The resulting wavelet coefficients for the time series at three scales. The middle panel shows the dominant oscillatory behavior attributed to starspots and stellar rotation. The top panel highlights small timescale deviations, and the bottom panel highlights long timescale variations in the amplitude of the rotational modulation. The Kepler mission team uses wavelet transforms to model variability in all ∼ 150,000 targeted stars to better reveal faint planetary transits.
# Discrete wavelet transform for Kepler 2
#install.packages('waveslim')
library(waveslim)
Kepler2_wavdat <- Kepler2_impute[1:2^16]
Kepler2_dwt <- dwt(Kepler2_wavdat,n.levels=10)
plot.ts(up.sample(Kepler2_dwt[[5]],2^5), type='h', ylab='')
abline(h=0)
plot.ts(up.sample(Kepler2_dwt[[7]],2^7), type='h', ylab='', lwd=2)
abline(h=0)
plot.ts(up.sample(Kepler2_dwt[[9]],2^{9}), type='h', ylab='', lwd=2)
abline(h=0)
One of the most effective uses of the wavelet transform is called 'wavelet denoising'. Here all wavelet coefficients smaller than a chosen threshold are set to zero and the inverse wavelet transform is applied to recover a lightcurve that has been cleaned of much small-amplitude noise. This procedure is often more effective than simple smoothing in the time domain or filtering in the frequency domain, because the wavelet transform is inherently multi-scale so no bandwidth needs to be chosen. The plots below show a portion of the Kepler lightcurve before and after denoising showing how the basic structure is maintained but small-amplitude fluctuations have been removed.
# Wavelet denoising
#install.packages('wavethresh')
library(wavethresh)
Kepler2_wd <- wd(Kepler2_wavdat)
Kepler2_wdth <- threshold(Kepler2_wd, policy='universal')

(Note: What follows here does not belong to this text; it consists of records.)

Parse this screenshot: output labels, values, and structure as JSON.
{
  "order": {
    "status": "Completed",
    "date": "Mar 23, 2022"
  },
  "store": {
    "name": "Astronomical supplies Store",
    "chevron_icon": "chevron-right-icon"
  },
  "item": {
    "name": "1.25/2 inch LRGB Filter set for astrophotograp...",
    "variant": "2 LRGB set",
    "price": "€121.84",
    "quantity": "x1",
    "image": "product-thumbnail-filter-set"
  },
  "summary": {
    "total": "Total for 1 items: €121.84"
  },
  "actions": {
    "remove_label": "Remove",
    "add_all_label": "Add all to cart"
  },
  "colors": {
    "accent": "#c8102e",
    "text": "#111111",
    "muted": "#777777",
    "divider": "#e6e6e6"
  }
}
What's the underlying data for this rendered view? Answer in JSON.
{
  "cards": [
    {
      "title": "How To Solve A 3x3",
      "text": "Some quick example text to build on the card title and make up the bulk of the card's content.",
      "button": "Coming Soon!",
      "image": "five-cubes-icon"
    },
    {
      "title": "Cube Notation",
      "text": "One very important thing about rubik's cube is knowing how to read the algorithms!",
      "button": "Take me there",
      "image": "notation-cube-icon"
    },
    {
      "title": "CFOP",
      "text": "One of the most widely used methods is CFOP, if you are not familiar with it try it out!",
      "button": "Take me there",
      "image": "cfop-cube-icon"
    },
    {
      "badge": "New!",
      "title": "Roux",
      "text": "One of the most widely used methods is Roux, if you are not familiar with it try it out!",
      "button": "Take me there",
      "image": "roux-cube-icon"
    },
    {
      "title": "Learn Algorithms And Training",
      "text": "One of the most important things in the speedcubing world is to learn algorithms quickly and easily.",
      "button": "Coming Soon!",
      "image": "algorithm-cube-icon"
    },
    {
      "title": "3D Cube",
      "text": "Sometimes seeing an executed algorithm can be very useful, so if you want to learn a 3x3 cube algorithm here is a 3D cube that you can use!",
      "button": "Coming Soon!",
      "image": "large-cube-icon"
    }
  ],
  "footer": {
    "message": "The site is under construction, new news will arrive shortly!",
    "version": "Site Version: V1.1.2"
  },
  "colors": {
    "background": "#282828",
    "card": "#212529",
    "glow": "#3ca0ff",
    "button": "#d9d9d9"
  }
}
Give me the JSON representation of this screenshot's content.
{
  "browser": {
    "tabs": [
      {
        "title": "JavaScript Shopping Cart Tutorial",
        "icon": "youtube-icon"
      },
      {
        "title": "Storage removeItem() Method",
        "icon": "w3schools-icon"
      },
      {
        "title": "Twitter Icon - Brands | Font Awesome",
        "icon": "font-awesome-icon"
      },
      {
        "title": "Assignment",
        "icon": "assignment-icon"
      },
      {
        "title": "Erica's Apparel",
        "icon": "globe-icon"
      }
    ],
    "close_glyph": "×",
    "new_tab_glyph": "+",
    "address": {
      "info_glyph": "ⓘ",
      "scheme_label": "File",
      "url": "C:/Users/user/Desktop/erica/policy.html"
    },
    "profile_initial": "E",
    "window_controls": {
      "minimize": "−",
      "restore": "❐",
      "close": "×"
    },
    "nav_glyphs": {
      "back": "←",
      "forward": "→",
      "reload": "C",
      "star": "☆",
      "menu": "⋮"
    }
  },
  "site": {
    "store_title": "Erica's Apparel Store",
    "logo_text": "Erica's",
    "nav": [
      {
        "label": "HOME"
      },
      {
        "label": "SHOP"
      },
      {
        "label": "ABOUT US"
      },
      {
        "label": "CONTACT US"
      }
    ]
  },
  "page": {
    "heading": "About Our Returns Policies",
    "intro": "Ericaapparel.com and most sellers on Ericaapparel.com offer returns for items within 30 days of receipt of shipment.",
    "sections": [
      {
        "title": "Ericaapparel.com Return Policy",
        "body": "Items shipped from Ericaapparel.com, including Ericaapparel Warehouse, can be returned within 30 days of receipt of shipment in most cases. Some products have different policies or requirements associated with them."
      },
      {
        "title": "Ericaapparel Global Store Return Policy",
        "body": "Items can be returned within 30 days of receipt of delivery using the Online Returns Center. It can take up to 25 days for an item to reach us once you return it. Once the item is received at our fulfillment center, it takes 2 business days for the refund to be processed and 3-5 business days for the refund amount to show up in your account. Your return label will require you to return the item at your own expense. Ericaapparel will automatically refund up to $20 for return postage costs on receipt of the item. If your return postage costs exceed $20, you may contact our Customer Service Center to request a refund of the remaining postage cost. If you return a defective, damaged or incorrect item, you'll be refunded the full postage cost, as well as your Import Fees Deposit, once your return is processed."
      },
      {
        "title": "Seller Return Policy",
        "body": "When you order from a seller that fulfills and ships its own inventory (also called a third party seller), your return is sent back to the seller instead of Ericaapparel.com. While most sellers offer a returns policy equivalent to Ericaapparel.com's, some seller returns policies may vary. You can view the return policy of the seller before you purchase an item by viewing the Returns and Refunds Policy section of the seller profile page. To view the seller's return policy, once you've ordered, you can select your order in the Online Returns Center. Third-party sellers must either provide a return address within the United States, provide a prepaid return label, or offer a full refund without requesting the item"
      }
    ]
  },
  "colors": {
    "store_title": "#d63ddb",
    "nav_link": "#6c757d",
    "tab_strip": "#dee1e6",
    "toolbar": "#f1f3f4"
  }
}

Kepler2_thresh <- wr(Kepler2_wdth)
par(mfrow=c(2,1)) ; par(mar=c(4,4,1,1))
plot(Kepler2_wavdat, type='l', ylab='Kepler 2', xlim=c(5000,8000), ylim=c(-150,200))
plot(Kepler2_thresh, type='l', ylab='Kepler 2', xlim=c(5000,8000), ylim=c(-150,200))
Exercise 5. Examine the effects of some options in wavelet denoising. In the wd function, try different wavelet families and types. In the threshold function, try different policies. Using the original Kepler data with gaps, and replace the wd function with irregwd that takes into account correlation between wavelet coefficients.